Enter In the Womb: Animals.  Never mind the birds and the bees.  This video took us through mating, conception, in utero development, and birth of an elephant, dolphin, and dog.   We were both riveted.  While I knew that, as early embryos, we all look pretty much alike, I had no concept of the, ahem, procedural variations that led to the embryo.  The timing of mating and ovulation, which I understand fully in the human, is entirely different in other animals, where mating can actually induce ovulation.  (Those of you with years of furry pet experience and rural living background may be laughing at my naiveté.  Go ahead, giggle at the city girl.)  Birth, however, is remarkably similar across the mammals.  Nesting behavior, visible discomfort (or, in my experience, pain),  and, finally, new life.  It amazes me every time.  
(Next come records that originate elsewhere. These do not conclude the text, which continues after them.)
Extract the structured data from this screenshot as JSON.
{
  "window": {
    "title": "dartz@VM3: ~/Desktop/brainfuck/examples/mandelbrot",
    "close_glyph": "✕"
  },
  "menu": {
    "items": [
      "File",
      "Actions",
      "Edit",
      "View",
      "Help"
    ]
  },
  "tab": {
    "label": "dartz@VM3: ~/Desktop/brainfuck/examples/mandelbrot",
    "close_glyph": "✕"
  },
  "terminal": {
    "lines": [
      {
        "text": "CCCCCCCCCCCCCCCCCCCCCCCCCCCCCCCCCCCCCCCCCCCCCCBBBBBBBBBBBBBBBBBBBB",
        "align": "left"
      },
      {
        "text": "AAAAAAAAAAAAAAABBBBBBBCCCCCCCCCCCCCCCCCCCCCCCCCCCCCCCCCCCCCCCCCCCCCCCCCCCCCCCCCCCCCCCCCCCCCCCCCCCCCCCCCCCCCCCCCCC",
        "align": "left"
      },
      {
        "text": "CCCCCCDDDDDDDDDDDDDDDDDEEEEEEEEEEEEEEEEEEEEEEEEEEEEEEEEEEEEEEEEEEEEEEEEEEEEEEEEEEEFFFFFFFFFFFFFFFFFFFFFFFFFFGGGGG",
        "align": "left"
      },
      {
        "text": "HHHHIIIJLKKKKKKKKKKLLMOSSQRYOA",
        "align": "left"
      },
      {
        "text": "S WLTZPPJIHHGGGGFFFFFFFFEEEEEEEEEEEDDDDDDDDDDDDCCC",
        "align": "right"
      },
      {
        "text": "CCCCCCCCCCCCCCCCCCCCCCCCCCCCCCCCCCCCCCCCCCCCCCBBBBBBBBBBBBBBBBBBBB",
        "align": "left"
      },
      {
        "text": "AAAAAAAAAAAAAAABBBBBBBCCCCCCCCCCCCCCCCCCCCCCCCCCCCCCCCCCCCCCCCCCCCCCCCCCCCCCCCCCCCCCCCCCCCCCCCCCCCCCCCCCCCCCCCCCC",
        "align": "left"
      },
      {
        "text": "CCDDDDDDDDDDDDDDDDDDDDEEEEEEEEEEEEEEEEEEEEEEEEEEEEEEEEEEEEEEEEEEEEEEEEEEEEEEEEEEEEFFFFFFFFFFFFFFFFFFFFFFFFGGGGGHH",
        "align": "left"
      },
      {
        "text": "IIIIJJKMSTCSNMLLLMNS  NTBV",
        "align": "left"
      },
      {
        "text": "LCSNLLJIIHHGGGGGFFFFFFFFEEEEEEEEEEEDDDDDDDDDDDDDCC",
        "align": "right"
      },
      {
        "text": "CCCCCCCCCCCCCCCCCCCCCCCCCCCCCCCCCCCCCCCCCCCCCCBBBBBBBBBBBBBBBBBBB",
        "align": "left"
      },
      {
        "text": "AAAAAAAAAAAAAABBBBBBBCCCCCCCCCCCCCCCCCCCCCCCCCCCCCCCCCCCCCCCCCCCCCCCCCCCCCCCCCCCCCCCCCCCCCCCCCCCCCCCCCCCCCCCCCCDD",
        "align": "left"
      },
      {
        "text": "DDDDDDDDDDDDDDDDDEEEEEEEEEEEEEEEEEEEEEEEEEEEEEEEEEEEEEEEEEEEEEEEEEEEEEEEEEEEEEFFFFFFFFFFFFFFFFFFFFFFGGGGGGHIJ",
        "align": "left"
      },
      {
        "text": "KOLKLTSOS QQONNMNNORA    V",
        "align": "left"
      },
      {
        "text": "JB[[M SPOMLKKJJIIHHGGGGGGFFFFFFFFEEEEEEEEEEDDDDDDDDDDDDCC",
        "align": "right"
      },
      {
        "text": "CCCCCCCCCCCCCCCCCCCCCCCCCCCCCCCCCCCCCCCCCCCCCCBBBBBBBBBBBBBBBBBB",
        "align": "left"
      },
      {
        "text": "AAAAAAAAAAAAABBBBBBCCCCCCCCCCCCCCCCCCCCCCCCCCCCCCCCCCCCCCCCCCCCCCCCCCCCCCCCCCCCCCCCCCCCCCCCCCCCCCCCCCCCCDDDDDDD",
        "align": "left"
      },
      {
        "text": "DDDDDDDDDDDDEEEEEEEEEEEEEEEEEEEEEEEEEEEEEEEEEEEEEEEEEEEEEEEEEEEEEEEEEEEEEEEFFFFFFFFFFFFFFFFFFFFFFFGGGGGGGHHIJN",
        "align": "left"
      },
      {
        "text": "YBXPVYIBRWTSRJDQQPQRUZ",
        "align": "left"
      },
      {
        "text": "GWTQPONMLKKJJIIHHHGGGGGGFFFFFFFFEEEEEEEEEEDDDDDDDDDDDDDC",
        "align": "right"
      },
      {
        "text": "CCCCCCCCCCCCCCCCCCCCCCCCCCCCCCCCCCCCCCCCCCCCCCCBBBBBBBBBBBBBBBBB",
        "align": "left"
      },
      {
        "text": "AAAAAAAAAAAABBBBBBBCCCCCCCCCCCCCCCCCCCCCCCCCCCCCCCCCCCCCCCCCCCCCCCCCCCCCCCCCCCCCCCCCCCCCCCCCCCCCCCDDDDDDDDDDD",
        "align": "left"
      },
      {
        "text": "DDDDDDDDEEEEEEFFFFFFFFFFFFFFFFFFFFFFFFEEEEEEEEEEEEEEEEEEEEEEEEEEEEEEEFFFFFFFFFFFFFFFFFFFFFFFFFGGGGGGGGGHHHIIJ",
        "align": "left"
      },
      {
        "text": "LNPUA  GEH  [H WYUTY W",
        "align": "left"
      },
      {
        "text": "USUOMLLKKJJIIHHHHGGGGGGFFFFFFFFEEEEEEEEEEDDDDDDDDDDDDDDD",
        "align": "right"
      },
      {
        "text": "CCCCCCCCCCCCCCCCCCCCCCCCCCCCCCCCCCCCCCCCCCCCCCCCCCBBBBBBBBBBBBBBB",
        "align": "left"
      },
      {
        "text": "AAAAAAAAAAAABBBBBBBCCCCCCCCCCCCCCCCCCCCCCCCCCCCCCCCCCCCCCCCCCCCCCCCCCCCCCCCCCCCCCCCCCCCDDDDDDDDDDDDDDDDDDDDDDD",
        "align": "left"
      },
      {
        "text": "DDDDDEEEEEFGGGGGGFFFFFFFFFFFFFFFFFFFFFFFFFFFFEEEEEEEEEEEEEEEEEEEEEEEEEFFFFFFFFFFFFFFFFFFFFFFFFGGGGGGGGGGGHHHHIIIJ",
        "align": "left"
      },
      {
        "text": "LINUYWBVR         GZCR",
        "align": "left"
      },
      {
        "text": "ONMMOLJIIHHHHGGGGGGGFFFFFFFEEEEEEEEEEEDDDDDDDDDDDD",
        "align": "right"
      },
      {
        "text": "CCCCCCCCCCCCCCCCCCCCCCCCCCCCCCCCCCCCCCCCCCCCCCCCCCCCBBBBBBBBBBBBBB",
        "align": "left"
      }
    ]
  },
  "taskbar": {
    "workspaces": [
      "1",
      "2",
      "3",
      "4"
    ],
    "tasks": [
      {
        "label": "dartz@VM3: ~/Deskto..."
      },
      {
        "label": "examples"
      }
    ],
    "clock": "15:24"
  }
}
And then there was the placenta.  My younger guy knew mammal moms generally eat the membranes and placenta after the birth, an instinct that provides oxytocin to the mom.  That oxytocin helps the uterus contract, which decreases bleeding, causes let-down in nursing mothers, and increases bonding.  Any mom who remembers that relaxation associated with breastfeeding a baby can thank oxytocin.  Although controversial in some circles, most moms giving birth in hospitals receive a dose of Pitocin (synthetic oxytocin) after delivery to increase uterine contractions and decrease bleeding.  I received it after both births. 

But, as I told my younger, I never ate my placenta.  I was ready to launch into information about placental uses and disposal (we have friends who have planted them under trees, and a bit of internet research turns up other endpoints for this essential part), but he was done with placenta and back to the miracle of puppy birth.  And since he didn’t ask more, I didn’t tell.